C’est dans la stupeur générale que l’on a appris jeudi et vendredi derniers l’enlèvement et l’assassinat barbares d’Européens à Hombori et à Tombouctou. Ici, le théâtre d’une telle barbarie n’était autre que «l’Auberge Lafia», cadre idéal dans la cité mystérieuse de Tombouctou. Une triste nouvelle qui, comme une traînée de poudre, a rapidement fait le tour du monde. Devant cette situation, aucune réaction de la classe politique. A l’exception du Président de la République, Amadou Toumani Touré qui est monté au créneau à Dioïla sur ses grands chevaux. Histoire de condamner fermement ces «actes odieux, excessifs et inutiles (…) par des bandits armés».

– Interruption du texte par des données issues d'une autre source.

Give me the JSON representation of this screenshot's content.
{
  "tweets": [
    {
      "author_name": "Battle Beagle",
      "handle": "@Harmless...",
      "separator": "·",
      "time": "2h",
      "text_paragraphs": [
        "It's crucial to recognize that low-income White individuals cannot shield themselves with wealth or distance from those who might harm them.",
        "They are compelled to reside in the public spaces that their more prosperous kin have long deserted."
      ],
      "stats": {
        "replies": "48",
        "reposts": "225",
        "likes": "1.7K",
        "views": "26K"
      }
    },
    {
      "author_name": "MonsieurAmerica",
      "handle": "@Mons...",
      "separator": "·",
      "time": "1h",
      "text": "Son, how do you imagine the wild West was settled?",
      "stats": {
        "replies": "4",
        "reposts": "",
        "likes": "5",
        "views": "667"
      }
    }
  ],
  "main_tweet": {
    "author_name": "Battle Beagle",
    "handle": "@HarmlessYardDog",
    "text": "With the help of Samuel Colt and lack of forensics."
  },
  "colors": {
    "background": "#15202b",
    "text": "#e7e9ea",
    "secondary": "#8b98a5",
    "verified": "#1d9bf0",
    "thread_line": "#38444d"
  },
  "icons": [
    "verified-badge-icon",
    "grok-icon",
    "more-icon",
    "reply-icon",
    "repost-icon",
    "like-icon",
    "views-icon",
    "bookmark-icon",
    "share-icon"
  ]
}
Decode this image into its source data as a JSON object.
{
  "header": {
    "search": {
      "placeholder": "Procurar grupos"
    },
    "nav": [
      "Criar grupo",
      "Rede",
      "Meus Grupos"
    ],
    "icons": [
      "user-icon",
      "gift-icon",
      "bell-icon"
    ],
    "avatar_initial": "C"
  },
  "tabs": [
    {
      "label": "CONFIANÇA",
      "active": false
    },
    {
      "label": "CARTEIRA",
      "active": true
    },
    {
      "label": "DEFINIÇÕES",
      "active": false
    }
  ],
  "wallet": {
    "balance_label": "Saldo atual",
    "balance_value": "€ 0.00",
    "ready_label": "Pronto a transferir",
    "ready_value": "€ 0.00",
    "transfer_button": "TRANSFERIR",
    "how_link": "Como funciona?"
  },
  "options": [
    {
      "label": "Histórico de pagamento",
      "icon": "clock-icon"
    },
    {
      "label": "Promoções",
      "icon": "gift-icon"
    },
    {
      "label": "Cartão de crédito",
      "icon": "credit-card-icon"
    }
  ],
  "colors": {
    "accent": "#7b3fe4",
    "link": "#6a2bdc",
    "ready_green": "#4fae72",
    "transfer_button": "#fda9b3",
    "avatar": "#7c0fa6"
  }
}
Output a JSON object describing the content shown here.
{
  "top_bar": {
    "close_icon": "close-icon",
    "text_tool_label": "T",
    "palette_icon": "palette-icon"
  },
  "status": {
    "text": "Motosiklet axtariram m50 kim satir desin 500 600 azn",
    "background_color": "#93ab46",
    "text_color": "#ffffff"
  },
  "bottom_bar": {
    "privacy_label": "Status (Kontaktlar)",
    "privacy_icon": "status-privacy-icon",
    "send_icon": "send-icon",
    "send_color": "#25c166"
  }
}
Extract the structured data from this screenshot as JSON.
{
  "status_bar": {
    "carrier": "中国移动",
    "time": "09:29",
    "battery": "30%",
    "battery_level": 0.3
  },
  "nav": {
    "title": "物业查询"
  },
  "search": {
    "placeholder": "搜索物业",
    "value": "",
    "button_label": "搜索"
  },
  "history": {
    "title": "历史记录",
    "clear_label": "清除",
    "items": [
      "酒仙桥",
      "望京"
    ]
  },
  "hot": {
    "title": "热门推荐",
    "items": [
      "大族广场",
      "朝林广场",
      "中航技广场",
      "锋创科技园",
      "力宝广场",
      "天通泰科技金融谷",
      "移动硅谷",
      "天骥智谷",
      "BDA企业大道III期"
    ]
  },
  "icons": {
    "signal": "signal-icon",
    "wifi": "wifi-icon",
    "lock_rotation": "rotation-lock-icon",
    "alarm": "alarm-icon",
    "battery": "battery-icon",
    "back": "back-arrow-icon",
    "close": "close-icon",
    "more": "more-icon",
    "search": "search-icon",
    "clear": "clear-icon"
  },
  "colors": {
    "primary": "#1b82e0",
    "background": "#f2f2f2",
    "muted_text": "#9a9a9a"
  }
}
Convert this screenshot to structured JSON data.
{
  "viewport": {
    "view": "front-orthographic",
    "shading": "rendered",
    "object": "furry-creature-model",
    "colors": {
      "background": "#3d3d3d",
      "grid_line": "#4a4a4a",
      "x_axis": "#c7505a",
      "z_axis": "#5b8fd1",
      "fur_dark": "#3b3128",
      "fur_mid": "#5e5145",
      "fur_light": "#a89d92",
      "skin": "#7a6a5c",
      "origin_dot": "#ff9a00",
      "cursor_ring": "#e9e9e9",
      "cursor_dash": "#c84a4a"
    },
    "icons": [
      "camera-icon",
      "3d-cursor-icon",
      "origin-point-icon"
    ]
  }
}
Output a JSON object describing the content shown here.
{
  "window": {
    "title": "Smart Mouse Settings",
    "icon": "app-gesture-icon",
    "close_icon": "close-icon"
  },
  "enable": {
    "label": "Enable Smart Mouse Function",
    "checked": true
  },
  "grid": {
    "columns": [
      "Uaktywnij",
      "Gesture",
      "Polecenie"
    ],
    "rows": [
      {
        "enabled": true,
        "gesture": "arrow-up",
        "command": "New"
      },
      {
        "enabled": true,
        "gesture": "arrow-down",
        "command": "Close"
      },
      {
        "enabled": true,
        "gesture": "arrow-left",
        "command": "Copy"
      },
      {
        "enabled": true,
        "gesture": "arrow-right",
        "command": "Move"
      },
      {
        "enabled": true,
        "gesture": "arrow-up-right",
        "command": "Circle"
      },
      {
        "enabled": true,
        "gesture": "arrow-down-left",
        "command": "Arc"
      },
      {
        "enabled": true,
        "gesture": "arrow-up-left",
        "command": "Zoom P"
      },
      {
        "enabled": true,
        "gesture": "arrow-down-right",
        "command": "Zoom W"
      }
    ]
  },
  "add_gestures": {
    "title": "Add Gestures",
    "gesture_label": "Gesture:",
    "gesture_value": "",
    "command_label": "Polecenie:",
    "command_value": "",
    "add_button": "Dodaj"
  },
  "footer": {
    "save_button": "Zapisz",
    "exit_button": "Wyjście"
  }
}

«Tous ensemble, nous devons serrer nos rangs, isoler les malfaiteurs et nous consacrer à l’éducation de nos enfants. Je renouvelle ma confiance à nos forces armées et de sécurité pour détruire tous les bandits nuisibles. Le terreau du terrorisme est la précarité et la pauvreté», a martelé le Président de la République Amadou Toumani Touré. A lire entre les lignes de ces mots acerbes du Président de la République, on comprend bien qu’il veut passer à la vitesse supérieure pour mettre fin à l’insécurité grandissante dans le Nord du pays. En effet, l’intervention d’ATT à Dioïla était véritablement attendue. Solennelle, elle l’a été. Enflammée aussi. Amadou Toumani Touré décide, en tout cas de changer d’épaule. Lui qui, jusque-là avait prôné le dialogue, l’entente et la paix, se rend finalement compte que la politique de la carotte a une limite quand il s’agit des bandits armés.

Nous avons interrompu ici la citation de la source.